Réformer le code du travail français est une nécessité. Mais aussi une gageure. Pas vraiment parce que ce pays serait impossible à réformer comme on le dit si souvent, les Français ne sont pas plus bornés que les autres. Mais parce qu’il est impossible de réformer le code du travail sans l’aval d’au moins un syndicat, or les premiers bénéficiaires de la protection du code du travail sont… les délégués syndicaux. Dans les règles du licenciement économique, que la loi El Kohmri entend modifier, les salariés ne sont ainsi pas égaux devant la menace. Les délégués syndicaux ne peuvent être licenciés qu’avec l’accord de l’inspecteur du travail, souvent issu du même syndicat, et dont les décisions ne sont contestables… qu’auprès du ministre du travail lui-même. Les “tribunaux” prud’homaux dont la loi voudrait rogner les prérogatives sont eux aussi peuplés de délégués syndicaux qui arbitrent, en partenariat avec des représentants du patronat, les conflits internes aux entreprises. Et obtiennent, en compensation de leurs activités syndicales, des heures de dispense de travail dans leurs entreprises, qui font de certains d’entre eux des privilégiés, intouchables sans l’accord… de l’inspecteur du travail. Au delà du caractère incontournable des syndicats comme défenseurs des salariés, et interlocuteurs du patronat, le syndicalisme en entreprise c’est aussi cela. Et cela ne simplifie pas la modernisation du code du travail. Surtout lorsque la loi prétend, instaurer une forme de démocratie directe, le référendum d’entreprise, en concurrence avec la parole syndicale. Réformer le code du travail, c’est bel et bien s’attaquer frontalement aux prérogatives syndicales.

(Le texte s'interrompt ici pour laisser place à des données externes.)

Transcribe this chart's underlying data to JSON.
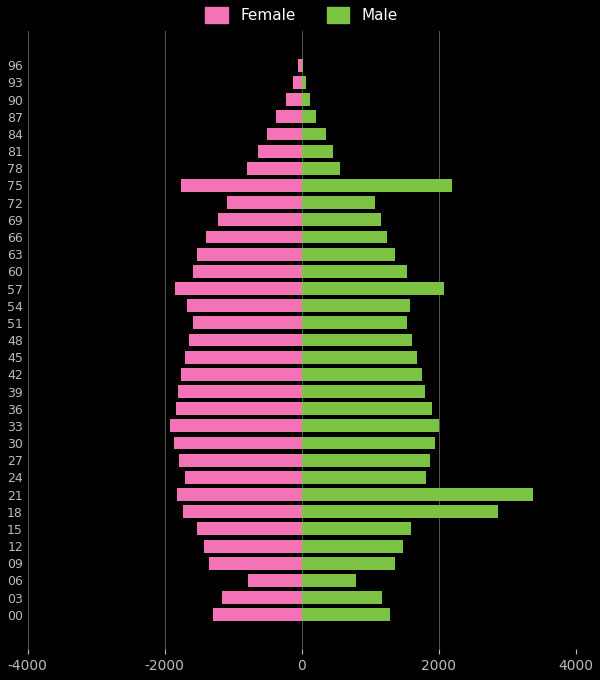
{
  "background_color": "#000000",
  "female_color": "#F472B6",
  "male_color": "#7DC343",
  "grid_color": "#555555",
  "tick_color": "#BBBBBB",
  "ages": [
    "96",
    "93",
    "90",
    "87",
    "84",
    "81",
    "78",
    "75",
    "72",
    "69",
    "66",
    "63",
    "60",
    "57",
    "54",
    "51",
    "48",
    "45",
    "42",
    "39",
    "36",
    "33",
    "30",
    "27",
    "24",
    "21",
    "18",
    "15",
    "12",
    "09",
    "06",
    "03",
    "00"
  ],
  "female": [
    55,
    120,
    230,
    370,
    510,
    640,
    800,
    1760,
    1090,
    1220,
    1400,
    1530,
    1580,
    1850,
    1680,
    1580,
    1650,
    1700,
    1760,
    1810,
    1830,
    1920,
    1870,
    1790,
    1710,
    1820,
    1740,
    1530,
    1430,
    1360,
    790,
    1170,
    1290
  ],
  "male": [
    25,
    60,
    120,
    210,
    350,
    460,
    560,
    2200,
    1070,
    1160,
    1250,
    1370,
    1540,
    2080,
    1580,
    1540,
    1610,
    1690,
    1750,
    1800,
    1910,
    2010,
    1940,
    1870,
    1820,
    3380,
    2870,
    1590,
    1480,
    1360,
    790,
    1180,
    1290
  ],
  "xlim": [
    -4000,
    4000
  ],
  "xtick_vals": [
    -4000,
    -2000,
    0,
    2000,
    4000
  ],
  "xtick_labels": [
    "-4000",
    "-2000",
    "0",
    "2000",
    "4000"
  ]
}
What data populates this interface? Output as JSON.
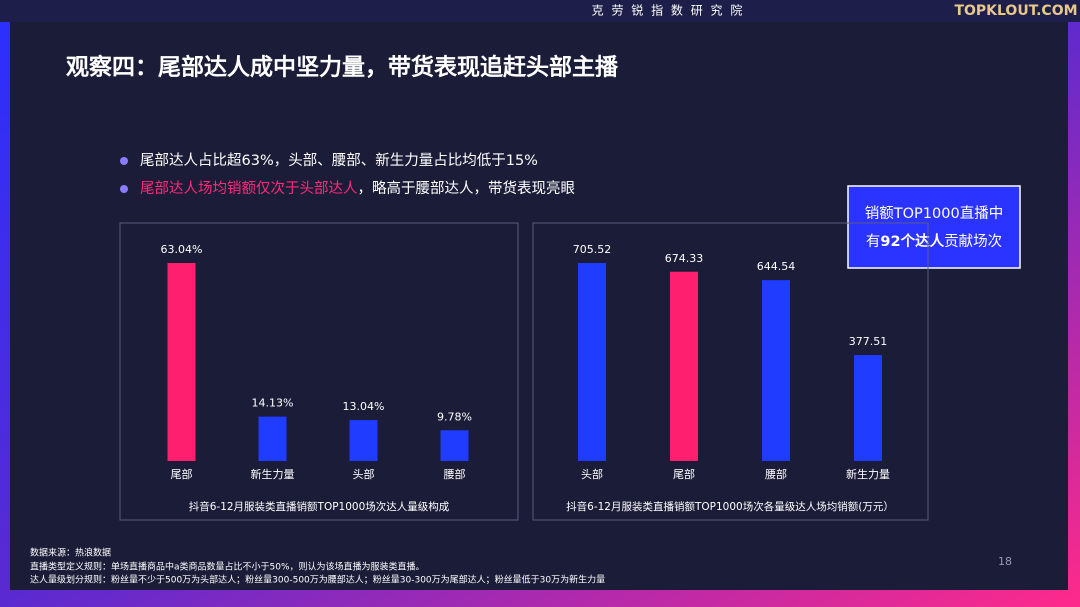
{
  "header": {
    "institute": "克 劳 锐 指 数 研 究 院",
    "logo": "TOPKLOUT.COM"
  },
  "title": "观察四：尾部达人成中坚力量，带货表现追赶头部主播",
  "bullets": [
    {
      "text": "尾部达人占比超63%，头部、腰部、新生力量占比均低于15%"
    },
    {
      "highlight": "尾部达人场均销额仅次于头部达人",
      "text": "，略高于腰部达人，带货表现亮眼"
    }
  ],
  "callout": {
    "line1": "销额TOP1000直播中",
    "prefix": "有",
    "highlight": "92个达人",
    "suffix": "贡献场次"
  },
  "chart_data": [
    {
      "type": "bar",
      "title": "抖音6-12月服装类直播销额TOP1000场次达人量级构成",
      "categories": [
        "尾部",
        "新生力量",
        "头部",
        "腰部"
      ],
      "values": [
        63.04,
        14.13,
        13.04,
        9.78
      ],
      "value_labels": [
        "63.04%",
        "14.13%",
        "13.04%",
        "9.78%"
      ],
      "colors": [
        "#ff1f6e",
        "#1f3cff",
        "#1f3cff",
        "#1f3cff"
      ]
    },
    {
      "type": "bar",
      "title": "抖音6-12月服装类直播销额TOP1000场次各量级达人场均销额(万元）",
      "categories": [
        "头部",
        "尾部",
        "腰部",
        "新生力量"
      ],
      "values": [
        705.52,
        674.33,
        644.54,
        377.51
      ],
      "colors": [
        "#1f3cff",
        "#ff1f6e",
        "#1f3cff",
        "#1f3cff"
      ]
    }
  ],
  "footer": {
    "source": "数据来源：热浪数据",
    "rule1": "直播类型定义规则：单场直播商品中a类商品数量占比不小于50%，则认为该场直播为服装类直播。",
    "rule2": "达人量级划分规则：粉丝量不少于500万为头部达人；粉丝量300-500万为腰部达人；粉丝量30-300万为尾部达人；粉丝量低于30万为新生力量",
    "page": 18
  }
}
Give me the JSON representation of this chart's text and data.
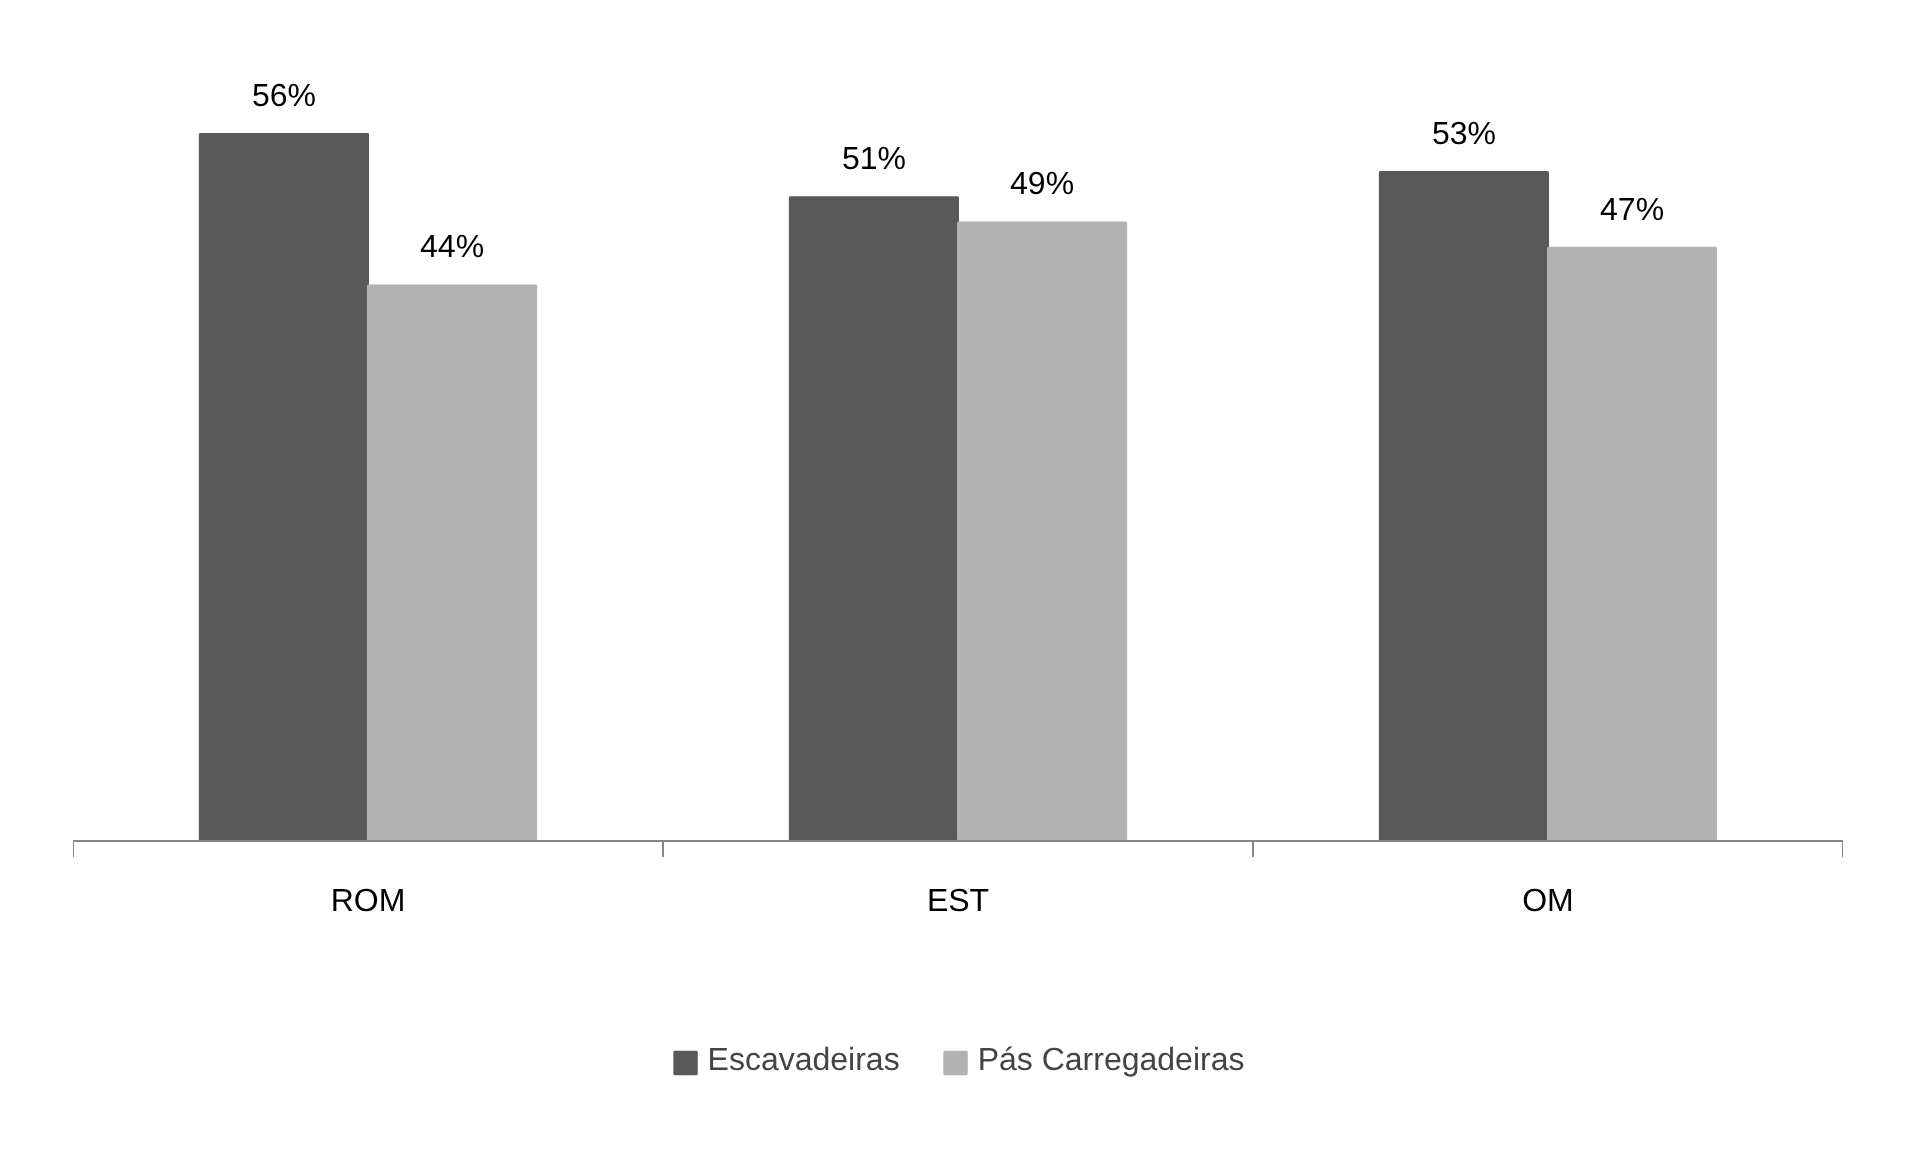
{
  "chart_data": {
    "type": "bar",
    "categories": [
      "ROM",
      "EST",
      "OM"
    ],
    "series": [
      {
        "name": "Escavadeiras",
        "color": "#595959",
        "values": [
          56,
          51,
          53
        ],
        "value_labels": [
          "56%",
          "51%",
          "53%"
        ]
      },
      {
        "name": "Pás Carregadeiras",
        "color": "#b2b2b2",
        "values": [
          44,
          49,
          47
        ],
        "value_labels": [
          "44%",
          "49%",
          "47%"
        ]
      }
    ],
    "legend": "bottom"
  }
}
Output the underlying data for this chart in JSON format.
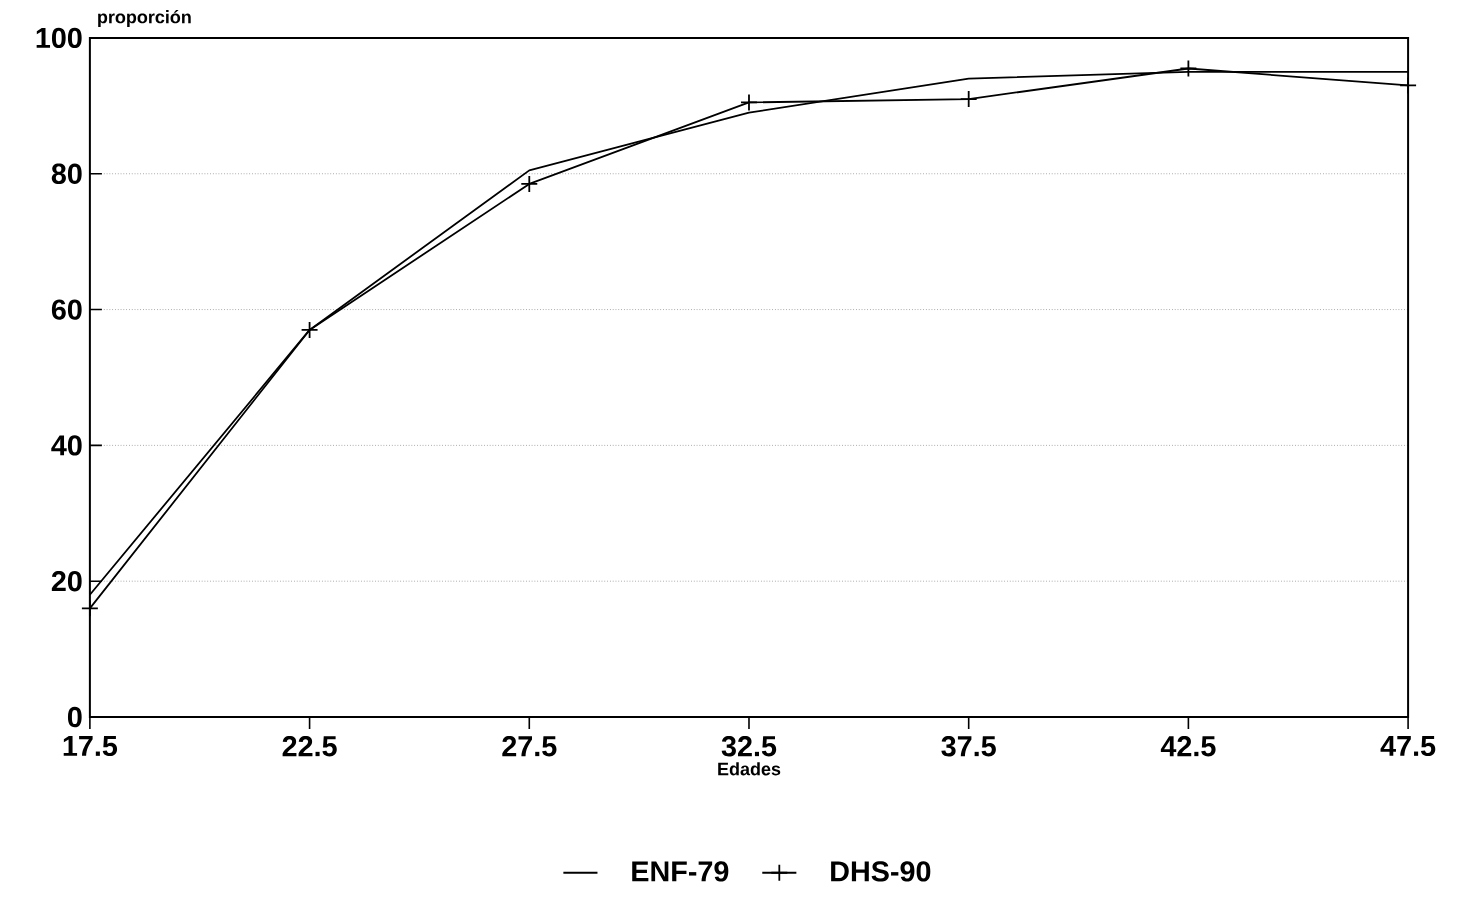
{
  "chart_data": {
    "type": "line",
    "xlabel": "Edades",
    "ylabel": "proporción",
    "x": [
      17.5,
      22.5,
      27.5,
      32.5,
      37.5,
      42.5,
      47.5
    ],
    "series": [
      {
        "name": "ENF-79",
        "color": "#000000",
        "marker": "none",
        "values": [
          18,
          57,
          80.5,
          89,
          94,
          95,
          95
        ]
      },
      {
        "name": "DHS-90",
        "color": "#000000",
        "marker": "cross",
        "values": [
          16,
          57,
          78.5,
          90.5,
          91,
          95.5,
          93
        ]
      }
    ],
    "xlim": [
      17.5,
      47.5
    ],
    "xticks": [
      17.5,
      22.5,
      27.5,
      32.5,
      37.5,
      42.5,
      47.5
    ],
    "ylim": [
      0,
      100
    ],
    "yticks": [
      0,
      20,
      40,
      60,
      80,
      100
    ],
    "grid": "y",
    "legend": "bottom",
    "line_style": "solid"
  }
}
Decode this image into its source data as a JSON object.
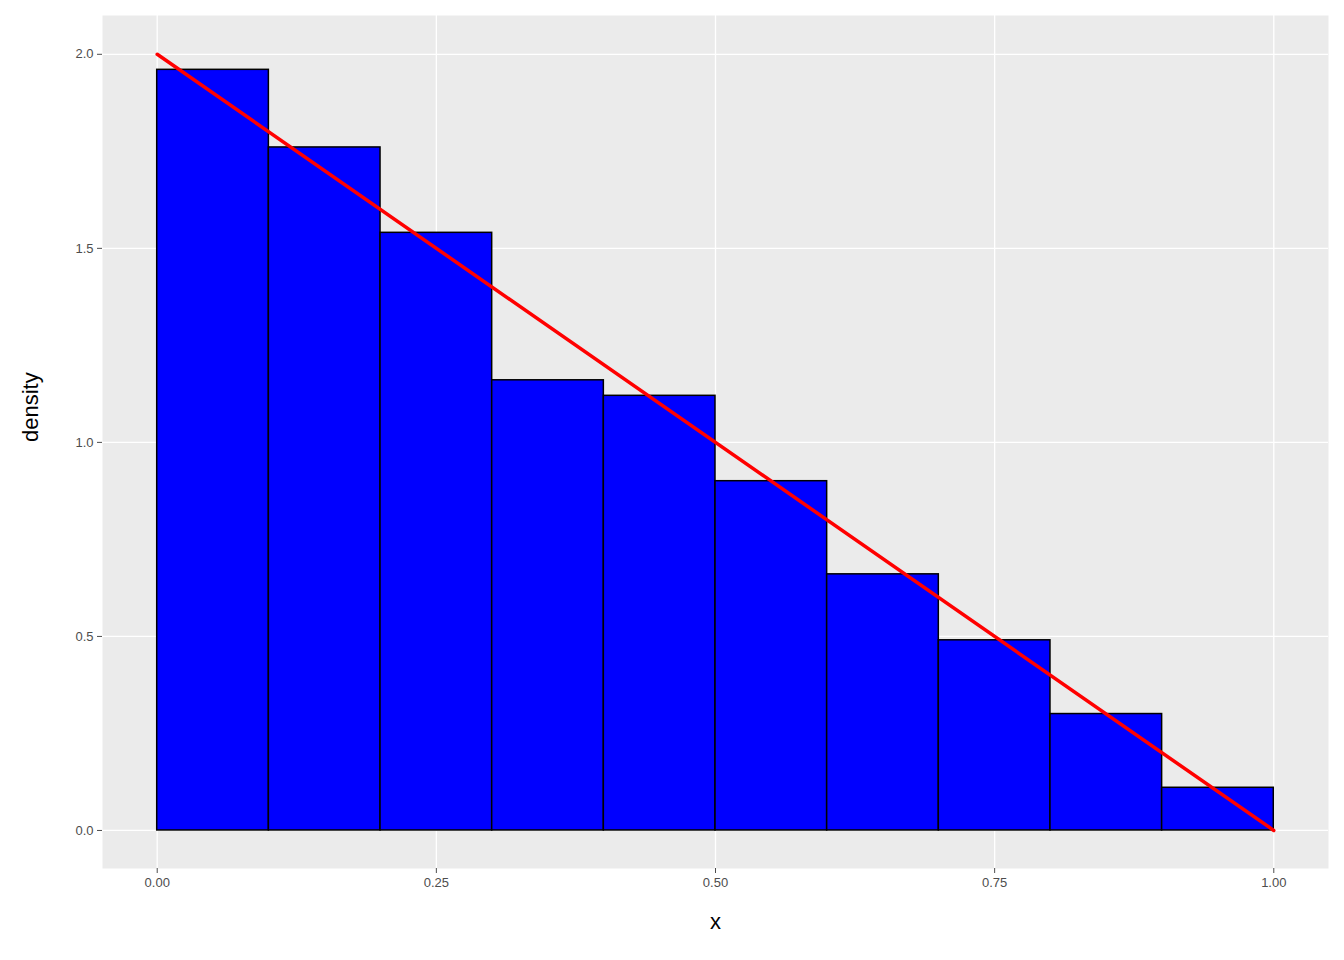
{
  "chart_data": {
    "type": "histogram",
    "x_label": "x",
    "y_label": "density",
    "bins": [
      0,
      0.1,
      0.2,
      0.3,
      0.4,
      0.5,
      0.6,
      0.7,
      0.8,
      0.9,
      1.0
    ],
    "values": [
      1.96,
      1.76,
      1.54,
      1.16,
      1.12,
      0.9,
      0.66,
      0.49,
      0.3,
      0.11
    ],
    "color": "#0000ff",
    "line": {
      "type": "line",
      "x": [
        0,
        1
      ],
      "values": [
        2,
        0
      ],
      "color": "#ff0000"
    },
    "xlim": [
      -0.049,
      1.049
    ],
    "ylim": [
      -0.098,
      2.1
    ],
    "xticks": [
      {
        "value": 0,
        "label": "0.00"
      },
      {
        "value": 0.25,
        "label": "0.25"
      },
      {
        "value": 0.5,
        "label": "0.50"
      },
      {
        "value": 0.75,
        "label": "0.75"
      },
      {
        "value": 1,
        "label": "1.00"
      }
    ],
    "yticks": [
      {
        "value": 0,
        "label": "0.0"
      },
      {
        "value": 0.5,
        "label": "0.5"
      },
      {
        "value": 1,
        "label": "1.0"
      },
      {
        "value": 1.5,
        "label": "1.5"
      },
      {
        "value": 2,
        "label": "2.0"
      }
    ],
    "grid": true
  }
}
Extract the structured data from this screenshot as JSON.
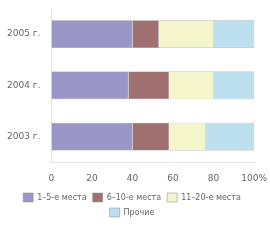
{
  "chart_data": {
    "type": "bar",
    "orientation": "horizontal",
    "stacked": true,
    "categories": [
      "2003 г.",
      "2004 г.",
      "2005 г."
    ],
    "series": [
      {
        "name": "1–5-е места",
        "color": "#9b96c8",
        "values": [
          40,
          38,
          40
        ]
      },
      {
        "name": "6–10-е места",
        "color": "#a07070",
        "values": [
          18,
          20,
          13
        ]
      },
      {
        "name": "11–20-е места",
        "color": "#f5f5cc",
        "values": [
          18,
          22,
          27
        ]
      },
      {
        "name": "Прочие",
        "color": "#bde0ee",
        "values": [
          24,
          20,
          20
        ]
      }
    ],
    "xlim": [
      0,
      100
    ],
    "xticks": [
      0,
      20,
      40,
      60,
      80,
      {
        "value": 100,
        "label": "100%"
      }
    ],
    "grid": false,
    "legend": "bottom"
  }
}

Pour avoir une chance d’y parvenir, plusieurs pré-requis auraient dû être respectés. D’abord il aurait fallu le faire plus tôt. Ne pas attendre que règne une ambiance délétère de fin de règne, pour tenter le jackpot réformateur. Ensuite, il aurait fallu discuter d’abord, et s’assurer du soutien d’un syndicat -généralement la CFDT est la plus apte à comprendre les nécessités de la modernisation du pays- avant même de présenter le projet. Enfin, on aurait évidemment dû s’abstenir d’agiter la menace du 49-3, c’est à dire de l’adoption du texte sans vote, au bon vouloir du gouvernement, avant même le début des discussions. Peut-être enfin aurait-on pu imaginer que réformer la constitution et le code du travail dans la même séquence, pouvait conduire la majorité parlementaire à l’overdose.
Du coup, c’est avec un pistolet sur la tempe que l’exécutif ouvre les discussions. La CFDT a jugé avant toute discussion, le texte inacceptable. Une pétition contre la loi a recueilli plus d’un million de signatures dont une partie est peut-être bidon, mais dont le poids est certain. La grande manif syndicale est pour après-demain. L’UNEF bat le rappel des jeunes, souvent avec des arguments d’une rare indigence, l’extrême-gauche en a fait la mère de toutes les batailles contre François Hollande et le PS…
On aurait voulu démontrer l’impossibilité de réformer ce pays qu’on ne s’y serait pas pris autrement. Même si on peine à croire que le gouvernement ait cherché de façon délibérée dans cette démonstration une exonération de son impuissance. Ce n’est en effet sans doute pas en échouant sur l’essentiel que Manuel Valls préparerait le mieux son avenir de fringant réformateur. Quant à François Hollande, un échec et un retrait du projet, façon CPE de Chirac, apporterait une conclusion catastrophique à son mandat.
Mais surtout, un échec du gouvernement risquerait de renvoyer aux calendes une possible réforme du code du travail, et confirmerait la préférence française pour l’immobilisme… tout en permettant à chacun de continuer à se lamenter à propos de notre taux de chômage anachronique.